We inherited a small asparagus patch on our land.  For the past few weeks, I've been watching for spears to start poking up.  Today, one was finally tall enough to cut (the one on the right in the photo below).
When we get just a few spears (or one), I eat it raw by slicing it thinly and adding it to a salad.  The raw asparagus tastes a bit like raw peas.
Tonight, I made a salad of just tomatoes and the asparagus spear, with a bit of olive oil and salt.

Red peppers, pecorino romano and scrambled eggs

Many years ago, I read a recipe for scarmbled eggs with roasted red peppers and pecorino romano, made by a mom for her family with many teenage boys, saying that the eggs are good both warm and cold (for the late risers).  I thought it was in the Boston Globe, but I can't find a link to it after multiple searches.

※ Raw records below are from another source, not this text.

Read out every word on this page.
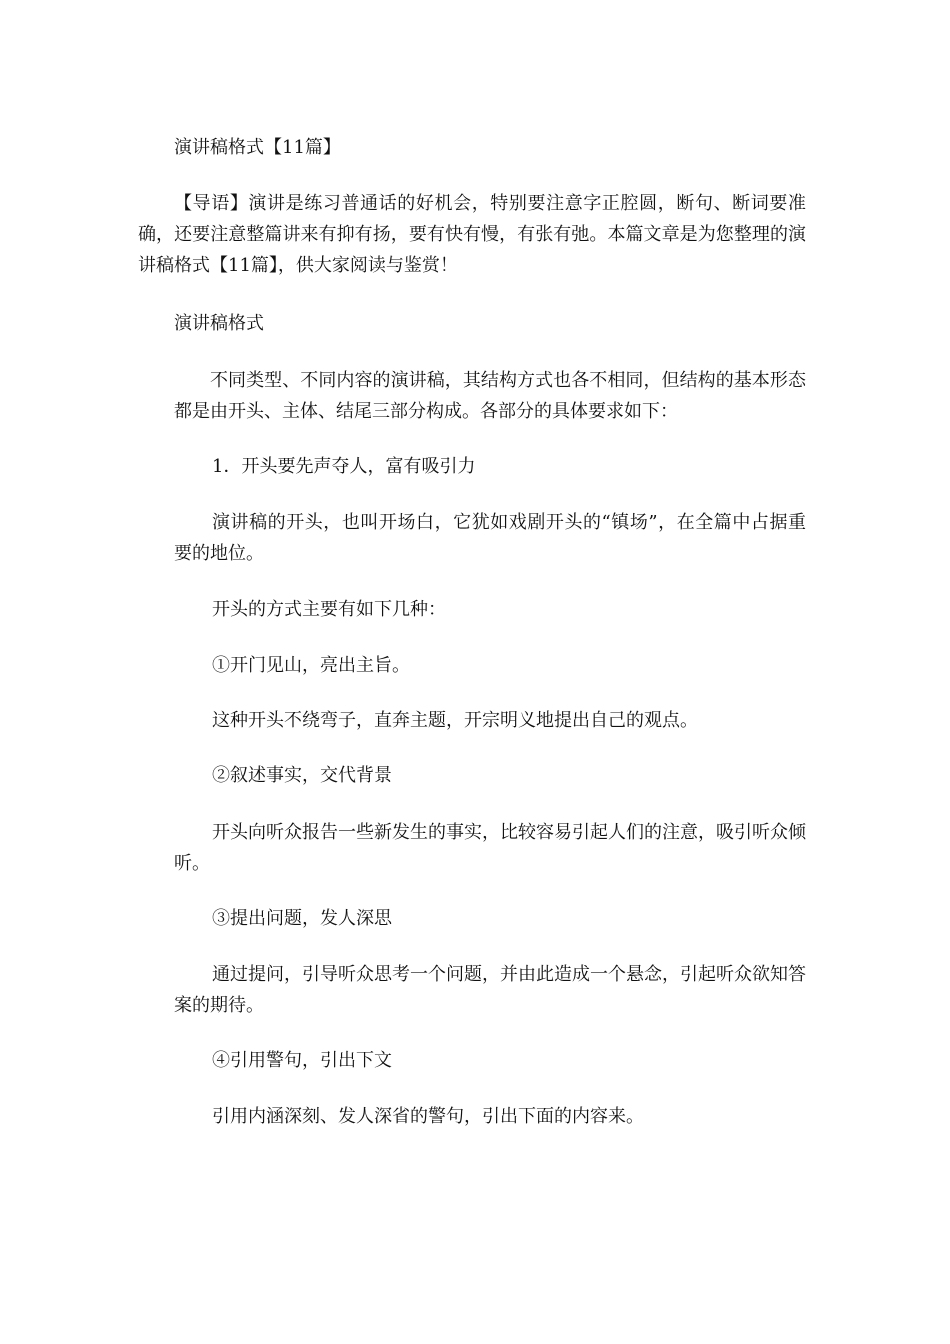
演讲稿格式【11篇】

【导语】演讲是练习普通话的好机会，特别要注意字正腔圆，断句、断词要准确，还要注意整篇讲来有抑有扬，要有快有慢，有张有弛。本篇文章是为您整理的演讲稿格式【11篇】，供大家阅读与鉴赏！

演讲稿格式

不同类型、不同内容的演讲稿，其结构方式也各不相同，但结构的基本形态都是由开头、主体、结尾三部分构成。各部分的具体要求如下：

1．开头要先声夺人，富有吸引力

演讲稿的开头，也叫开场白，它犹如戏剧开头的“镇场”，在全篇中占据重要的地位。

开头的方式主要有如下几种：
①开门见山，亮出主旨。
这种开头不绕弯子，直奔主题，开宗明义地提出自己的观点。
②叙述事实，交代背景

开头向听众报告一些新发生的事实，比较容易引起人们的注意，吸引听众倾听。

③提出问题，发人深思

通过提问，引导听众思考一个问题，并由此造成一个悬念，引起听众欲知答案的期待。

④引用警句，引出下文
引用内涵深刻、发人深省的警句，引出下面的内容来。
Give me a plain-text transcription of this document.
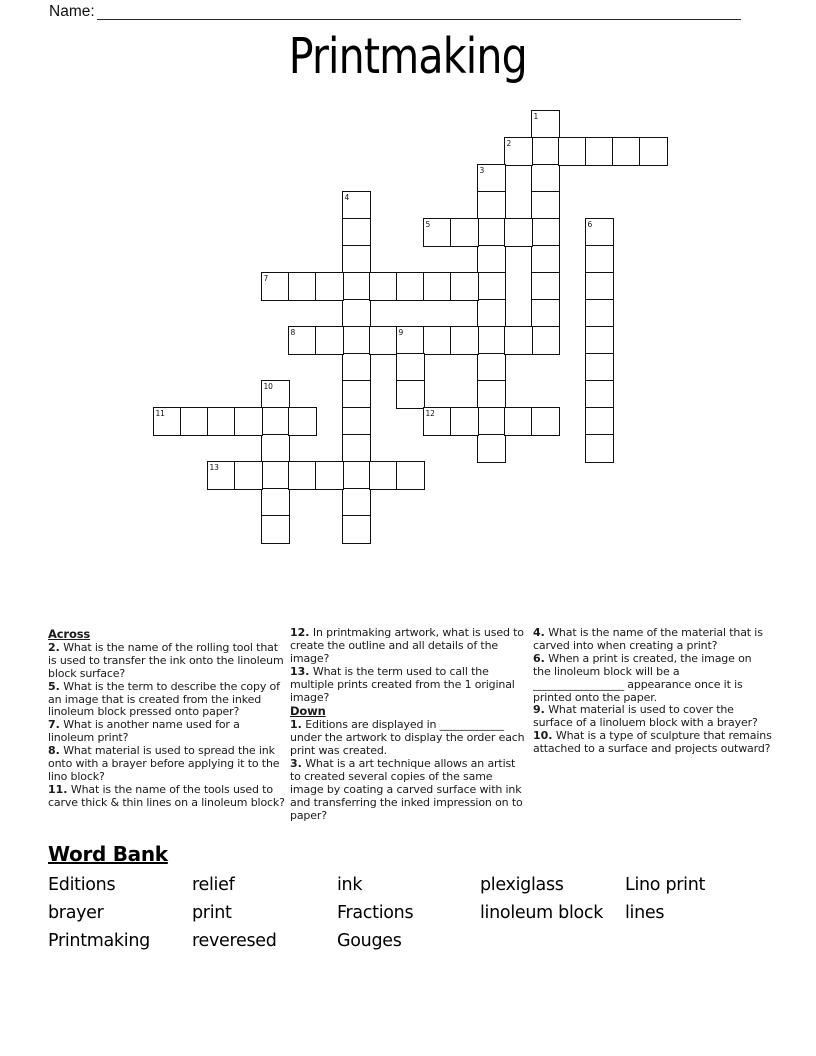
Name:
Printmaking
1
2
3
4
5	6
7
8	9
10
11	12
13
Across

2. What is the name of the rolling tool that is used to transfer the ink onto the linoleum block surface?

5. What is the term to describe the copy of an image that is created from the inked linoleum block pressed onto paper?

7. What is another name used for a linoleum print?

8. What material is used to spread the ink onto with a brayer before applying it to the lino block?

11. What is the name of the tools used to carve thick & thin lines on a linoleum block?

12. In printmaking artwork, what is used to create the outline and all details of the image?

13. What is the term used to call the multiple prints created from the 1 original image?

Down

1. Editions are displayed in ____________ under the artwork to display the order each print was created.

3. What is a art technique allows an artist to created several copies of the same image by coating a carved surface with ink and transferring the inked impression on to paper?

4. What is the name of the material that is carved into when creating a print?

6. When a print is created, the image on the linoleum block will be a _________________ appearance once it is printed onto the paper.

9. What material is used to cover the surface of a linoluem block with a brayer?

10. What is a type of sculpture that remains attached to a surface and projects outward?

Word Bank
Editions	relief	ink	plexiglass	Lino print
brayer	print	Fractions	linoleum block	lines
Printmaking	reveresed	Gouges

Over the years, I've adapted the recipe a bit (and don't have the original recipe anywhere).  Instead of roasting the peppers, I saute them in olive oil at a low heat until they are soft.  This morning, I used two red peppers.
Once the peppers are soft, add eggs beaten with salt and pepper.  I used 6 eggs for 2 red peppers, but you can adjust to make the number of servings that you need.
Once the eggs are cooked, add some pecorino romano cheese.
Two of us had this for breakfast, served with toast, then the leftovers were eaten cold for lunch the next day, meaning we had three good sized helpings from two red peppers and six eggs.

Saturday, May 3, 2014

Spinach with almonds and raisins

This week, there was a bag of spinach in the box.  I cleaned it, taking off the stems, then sauteed it with a bit of olive oil, golden raisins, and some slivered almonds (the ones from Trader Joe's, which conveniently come with no skin on the almonds).
Some of the leaves stuck to the bottom of the pan a bit during cooking, as I had used just a little oil and the spinach had dried before I started cooking it.  A little water would have prevented that from happening, except.... The spinach was better this way.  It didn't have the waterlogged quality that cooked spinach can have. So I think it is better to take a chance on a leaf or two sticking to the bottom - I scraped them off with the tongs while stirring.
At dinner, husband asked me to "pass the salad," meaning the spinach.  I hesitated, then told him it was spinach, as he does not like spinach at all (and can even detect when it's been mixed into other dishes surreptitiously).  He said he'd try it... and he liked it!  Raisins and almonds for the win!

Friday, May 2, 2014

Turnip cakes

I have finally discovered a way to cook purple top turnips so that both of us enjoy them!  At the suggestion of my sister-in-law, I tried the daikon cake recipe, substituting grated turnip for the grated daikon radish.
I let the salted, grated turnip sit in the fridge for a few hours, instead of the minimum half hour suggested in the recipe, as I've found turnips to have a high water content.  I also squeezed out as much water as I could before mixing the grated turnip with the other ingredients.

The result:
They were delicious.  Husband commented that the turnip tasted more radish-like than the daikon radish had.

I'm happy to find a way to cook purple top turnips that we both enjoy, although I'm continuing the search, as we don't want to eat fried foods all that often and we have accumulated many purple top turnips over the past few weeks.